= Claire Haworth =

Claire Haworth is a reader in behavioural genetics and co-director of the Dynamic Genetics Lab at the University of Bristol.

== Education ==
Haworth graduated from the University of Oxford with a degree in experimental psychology. She completed her MSc and PhD at King's College London.

== Career ==
Haworth received two funded fellowships following her PhD; an interdisciplinary fellowship from the Medical Research Council and Economic and Social Research Council, and a research fellowship from the British Academy. She worked in academic positions at King's College London and the University of Warwick. In 2015 she joined the University of Bristol.
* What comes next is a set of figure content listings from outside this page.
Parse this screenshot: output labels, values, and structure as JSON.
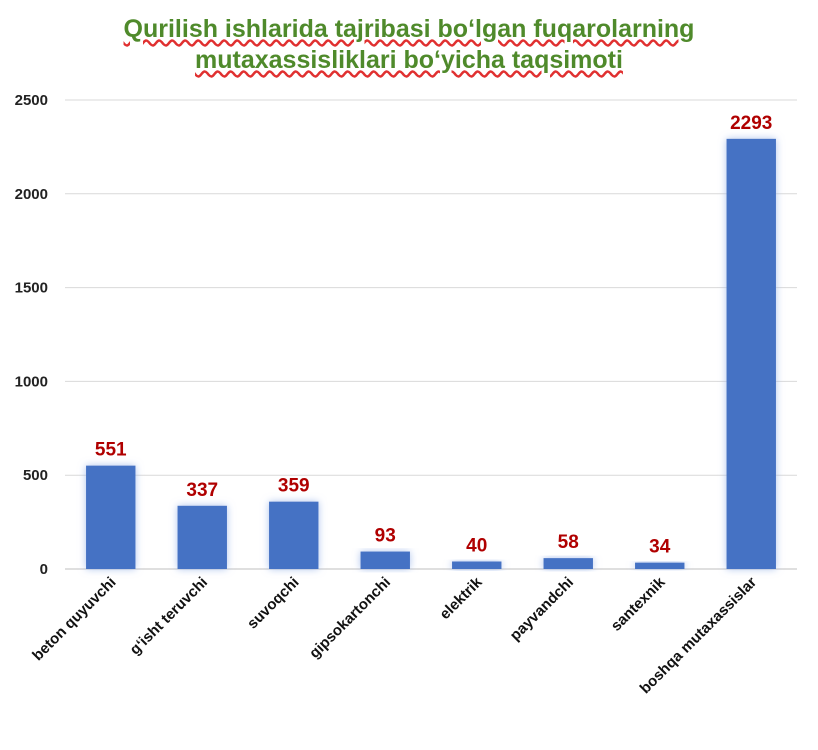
{
  "chart_data": {
    "type": "bar",
    "title_line1": "Qurilish ishlarida tajribasi bo‘lgan fuqarolarning",
    "title_line2": "mutaxassisliklari bo‘yicha taqsimoti",
    "categories": [
      "beton quyuvchi",
      "g‘isht teruvchi",
      "suvoqchi",
      "gipsokartonchi",
      "elektrik",
      "payvandchi",
      "santexnik",
      "boshqa mutaxassislar"
    ],
    "values": [
      551,
      337,
      359,
      93,
      40,
      58,
      34,
      2293
    ],
    "ylim": [
      0,
      2500
    ],
    "yticks": [
      0,
      500,
      1000,
      1500,
      2000,
      2500
    ],
    "grid": true,
    "bar_color": "#4472c4",
    "label_color": "#b00000",
    "title_color": "#4f8a2b"
  }
}
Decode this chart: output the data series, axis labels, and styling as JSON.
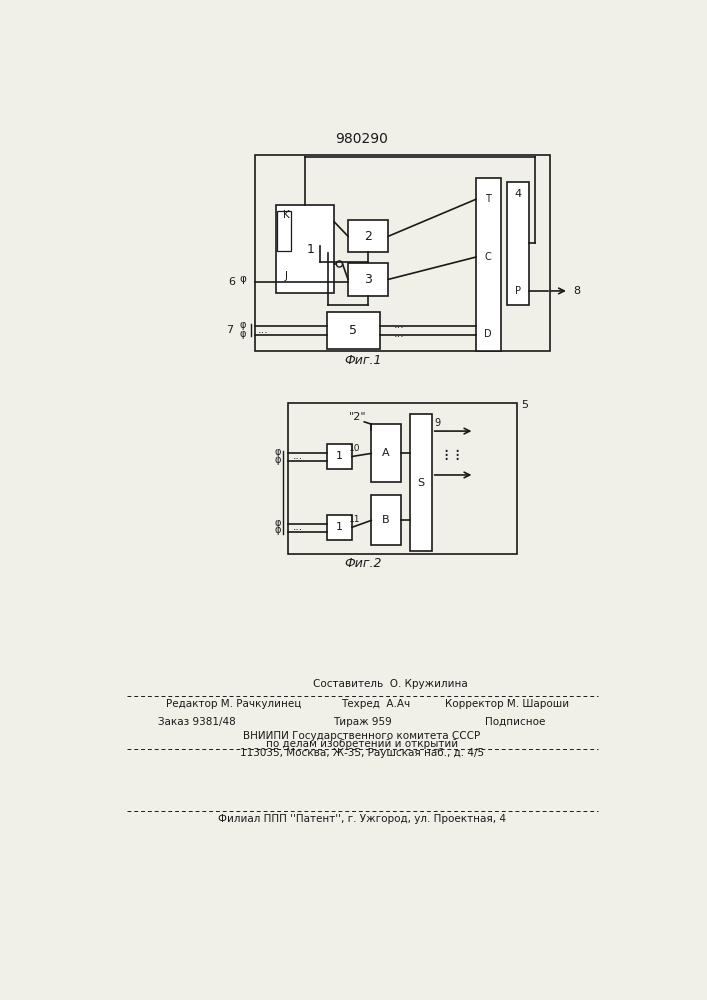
{
  "title_number": "980290",
  "fig1_caption": "Фиг.1",
  "fig2_caption": "Фиг.2",
  "bg_color": "#f0efe8",
  "line_color": "#1a1a1a",
  "box_fill": "#ffffff",
  "editor_line": "Редактор М. Рачкулинец",
  "tehred_line": "Техред  А.Ач",
  "corrector_line": "Корректор М. Шароши",
  "sostavitel_line": "Составитель  О. Кружилина",
  "zakaz_line": "Заказ 9381/48",
  "tirazh_line": "Тираж 959",
  "podpisnoe_line": "Подписное",
  "vniipи_line1": "ВНИИПИ Государственного комитета СССР",
  "vniipи_line2": "по делам изобретений и открытий",
  "vniipи_line3": "113035, Москва, Ж-35, Раушская наб., д. 4/5",
  "filial_line": "Филиал ППП ''Патент'', г. Ужгород, ул. Проектная, 4"
}
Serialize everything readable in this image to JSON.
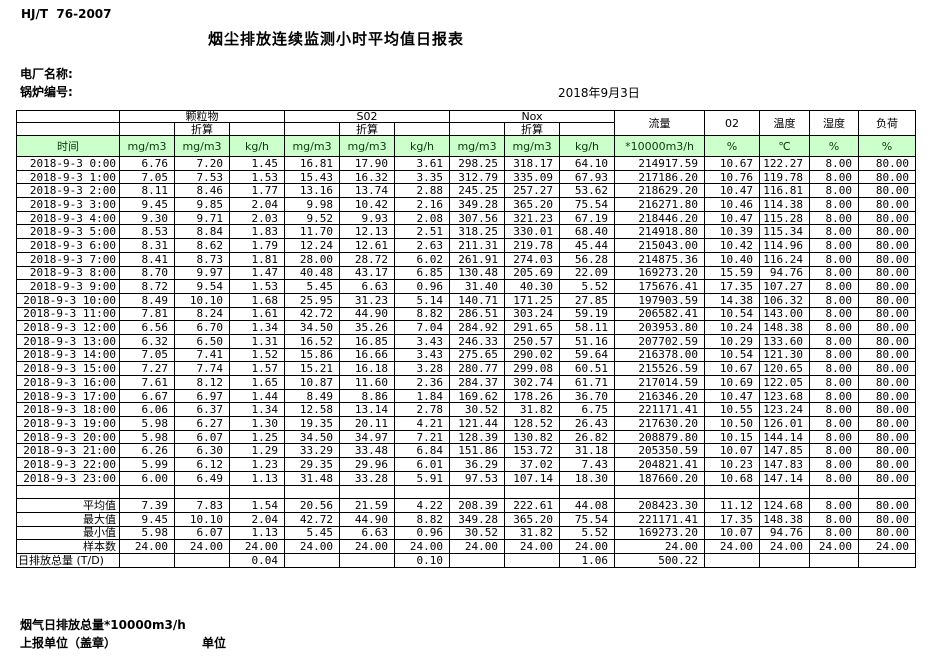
{
  "page": {
    "doc_code": "HJ/T  76-2007",
    "title": "烟尘排放连续监测小时平均值日报表",
    "plant_label": "电厂名称:",
    "boiler_label": "锅炉编号:",
    "date": "2018年9月3日",
    "footer_note": "烟气日排放总量*10000m3/h",
    "report_unit_label": "上报单位（盖章）",
    "unit_label": "单位"
  },
  "colors": {
    "header_green": "#ccffcc",
    "header_text": "#0a3a0a",
    "border": "#000000",
    "background": "#ffffff"
  },
  "table": {
    "header": {
      "time_label": "时间",
      "groups": [
        {
          "label": "颗粒物",
          "sub": "折算",
          "units": [
            "mg/m3",
            "mg/m3",
            "kg/h"
          ]
        },
        {
          "label": "S02",
          "sub": "折算",
          "units": [
            "mg/m3",
            "mg/m3",
            "kg/h"
          ]
        },
        {
          "label": "Nox",
          "sub": "折算",
          "units": [
            "mg/m3",
            "mg/m3",
            "kg/h"
          ]
        }
      ],
      "single_cols": [
        {
          "label": "流量",
          "unit": "*10000m3/h"
        },
        {
          "label": "02",
          "unit": "%"
        },
        {
          "label": "温度",
          "unit": "℃"
        },
        {
          "label": "湿度",
          "unit": "%"
        },
        {
          "label": "负荷",
          "unit": "%"
        }
      ]
    },
    "rows": [
      [
        "2018-9-3 0:00",
        "6.76",
        "7.20",
        "1.45",
        "16.81",
        "17.90",
        "3.61",
        "298.25",
        "318.17",
        "64.10",
        "214917.59",
        "10.67",
        "122.27",
        "8.00",
        "80.00"
      ],
      [
        "2018-9-3 1:00",
        "7.05",
        "7.53",
        "1.53",
        "15.43",
        "16.32",
        "3.35",
        "312.79",
        "335.09",
        "67.93",
        "217186.20",
        "10.76",
        "119.78",
        "8.00",
        "80.00"
      ],
      [
        "2018-9-3 2:00",
        "8.11",
        "8.46",
        "1.77",
        "13.16",
        "13.74",
        "2.88",
        "245.25",
        "257.27",
        "53.62",
        "218629.20",
        "10.47",
        "116.81",
        "8.00",
        "80.00"
      ],
      [
        "2018-9-3 3:00",
        "9.45",
        "9.85",
        "2.04",
        "9.98",
        "10.42",
        "2.16",
        "349.28",
        "365.20",
        "75.54",
        "216271.80",
        "10.46",
        "114.38",
        "8.00",
        "80.00"
      ],
      [
        "2018-9-3 4:00",
        "9.30",
        "9.71",
        "2.03",
        "9.52",
        "9.93",
        "2.08",
        "307.56",
        "321.23",
        "67.19",
        "218446.20",
        "10.47",
        "115.28",
        "8.00",
        "80.00"
      ],
      [
        "2018-9-3 5:00",
        "8.53",
        "8.84",
        "1.83",
        "11.70",
        "12.13",
        "2.51",
        "318.25",
        "330.01",
        "68.40",
        "214918.80",
        "10.39",
        "115.34",
        "8.00",
        "80.00"
      ],
      [
        "2018-9-3 6:00",
        "8.31",
        "8.62",
        "1.79",
        "12.24",
        "12.61",
        "2.63",
        "211.31",
        "219.78",
        "45.44",
        "215043.00",
        "10.42",
        "114.96",
        "8.00",
        "80.00"
      ],
      [
        "2018-9-3 7:00",
        "8.41",
        "8.73",
        "1.81",
        "28.00",
        "28.72",
        "6.02",
        "261.91",
        "274.03",
        "56.28",
        "214875.36",
        "10.40",
        "116.24",
        "8.00",
        "80.00"
      ],
      [
        "2018-9-3 8:00",
        "8.70",
        "9.97",
        "1.47",
        "40.48",
        "43.17",
        "6.85",
        "130.48",
        "205.69",
        "22.09",
        "169273.20",
        "15.59",
        "94.76",
        "8.00",
        "80.00"
      ],
      [
        "2018-9-3 9:00",
        "8.72",
        "9.54",
        "1.53",
        "5.45",
        "6.63",
        "0.96",
        "31.40",
        "40.30",
        "5.52",
        "175676.41",
        "17.35",
        "107.27",
        "8.00",
        "80.00"
      ],
      [
        "2018-9-3 10:00",
        "8.49",
        "10.10",
        "1.68",
        "25.95",
        "31.23",
        "5.14",
        "140.71",
        "171.25",
        "27.85",
        "197903.59",
        "14.38",
        "106.32",
        "8.00",
        "80.00"
      ],
      [
        "2018-9-3 11:00",
        "7.81",
        "8.24",
        "1.61",
        "42.72",
        "44.90",
        "8.82",
        "286.51",
        "303.24",
        "59.19",
        "206582.41",
        "10.54",
        "143.00",
        "8.00",
        "80.00"
      ],
      [
        "2018-9-3 12:00",
        "6.56",
        "6.70",
        "1.34",
        "34.50",
        "35.26",
        "7.04",
        "284.92",
        "291.65",
        "58.11",
        "203953.80",
        "10.24",
        "148.38",
        "8.00",
        "80.00"
      ],
      [
        "2018-9-3 13:00",
        "6.32",
        "6.50",
        "1.31",
        "16.52",
        "16.85",
        "3.43",
        "246.33",
        "250.57",
        "51.16",
        "207702.59",
        "10.29",
        "133.60",
        "8.00",
        "80.00"
      ],
      [
        "2018-9-3 14:00",
        "7.05",
        "7.41",
        "1.52",
        "15.86",
        "16.66",
        "3.43",
        "275.65",
        "290.02",
        "59.64",
        "216378.00",
        "10.54",
        "121.30",
        "8.00",
        "80.00"
      ],
      [
        "2018-9-3 15:00",
        "7.27",
        "7.74",
        "1.57",
        "15.21",
        "16.18",
        "3.28",
        "280.77",
        "299.08",
        "60.51",
        "215526.59",
        "10.67",
        "120.65",
        "8.00",
        "80.00"
      ],
      [
        "2018-9-3 16:00",
        "7.61",
        "8.12",
        "1.65",
        "10.87",
        "11.60",
        "2.36",
        "284.37",
        "302.74",
        "61.71",
        "217014.59",
        "10.69",
        "122.05",
        "8.00",
        "80.00"
      ],
      [
        "2018-9-3 17:00",
        "6.67",
        "6.97",
        "1.44",
        "8.49",
        "8.86",
        "1.84",
        "169.62",
        "178.26",
        "36.70",
        "216346.20",
        "10.47",
        "123.68",
        "8.00",
        "80.00"
      ],
      [
        "2018-9-3 18:00",
        "6.06",
        "6.37",
        "1.34",
        "12.58",
        "13.14",
        "2.78",
        "30.52",
        "31.82",
        "6.75",
        "221171.41",
        "10.55",
        "123.24",
        "8.00",
        "80.00"
      ],
      [
        "2018-9-3 19:00",
        "5.98",
        "6.27",
        "1.30",
        "19.35",
        "20.11",
        "4.21",
        "121.44",
        "128.52",
        "26.43",
        "217630.20",
        "10.50",
        "126.01",
        "8.00",
        "80.00"
      ],
      [
        "2018-9-3 20:00",
        "5.98",
        "6.07",
        "1.25",
        "34.50",
        "34.97",
        "7.21",
        "128.39",
        "130.82",
        "26.82",
        "208879.80",
        "10.15",
        "144.14",
        "8.00",
        "80.00"
      ],
      [
        "2018-9-3 21:00",
        "6.26",
        "6.30",
        "1.29",
        "33.29",
        "33.48",
        "6.84",
        "151.86",
        "153.72",
        "31.18",
        "205350.59",
        "10.07",
        "147.85",
        "8.00",
        "80.00"
      ],
      [
        "2018-9-3 22:00",
        "5.99",
        "6.12",
        "1.23",
        "29.35",
        "29.96",
        "6.01",
        "36.29",
        "37.02",
        "7.43",
        "204821.41",
        "10.23",
        "147.83",
        "8.00",
        "80.00"
      ],
      [
        "2018-9-3 23:00",
        "6.00",
        "6.49",
        "1.13",
        "31.48",
        "33.28",
        "5.91",
        "97.53",
        "107.14",
        "18.30",
        "187660.20",
        "10.68",
        "147.14",
        "8.00",
        "80.00"
      ]
    ],
    "summary": [
      [
        "平均值",
        "7.39",
        "7.83",
        "1.54",
        "20.56",
        "21.59",
        "4.22",
        "208.39",
        "222.61",
        "44.08",
        "208423.30",
        "11.12",
        "124.68",
        "8.00",
        "80.00"
      ],
      [
        "最大值",
        "9.45",
        "10.10",
        "2.04",
        "42.72",
        "44.90",
        "8.82",
        "349.28",
        "365.20",
        "75.54",
        "221171.41",
        "17.35",
        "148.38",
        "8.00",
        "80.00"
      ],
      [
        "最小值",
        "5.98",
        "6.07",
        "1.13",
        "5.45",
        "6.63",
        "0.96",
        "30.52",
        "31.82",
        "5.52",
        "169273.20",
        "10.07",
        "94.76",
        "8.00",
        "80.00"
      ],
      [
        "样本数",
        "24.00",
        "24.00",
        "24.00",
        "24.00",
        "24.00",
        "24.00",
        "24.00",
        "24.00",
        "24.00",
        "24.00",
        "24.00",
        "24.00",
        "24.00",
        "24.00"
      ],
      [
        "日排放总量 (T/D)",
        "",
        "",
        "0.04",
        "",
        "",
        "0.10",
        "",
        "",
        "1.06",
        "500.22",
        "",
        "",
        "",
        ""
      ]
    ]
  }
}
Haworth has contributed expert opinion to BBC documentaries, and has appeared on the BBC Radio 4 programme Woman's Hour, as well as Sky News and BBC World Service.

Her research interests are in the influence of genes and environment in human lives.

=== Awards ===
Haworth was awarded the British Psychological Society's Spearman Medal in 2017 for outstanding published work in psychology. She was joint winner that year with Dr Rachael Jack of the University of Glasgow. Haworth was nominated for the prize by Professor Chris Jarrold, Head of the School of Experimental Psychology at the University of Bristol.

She was awarded the Philip Leverhulme Prize in Psychology in 2018.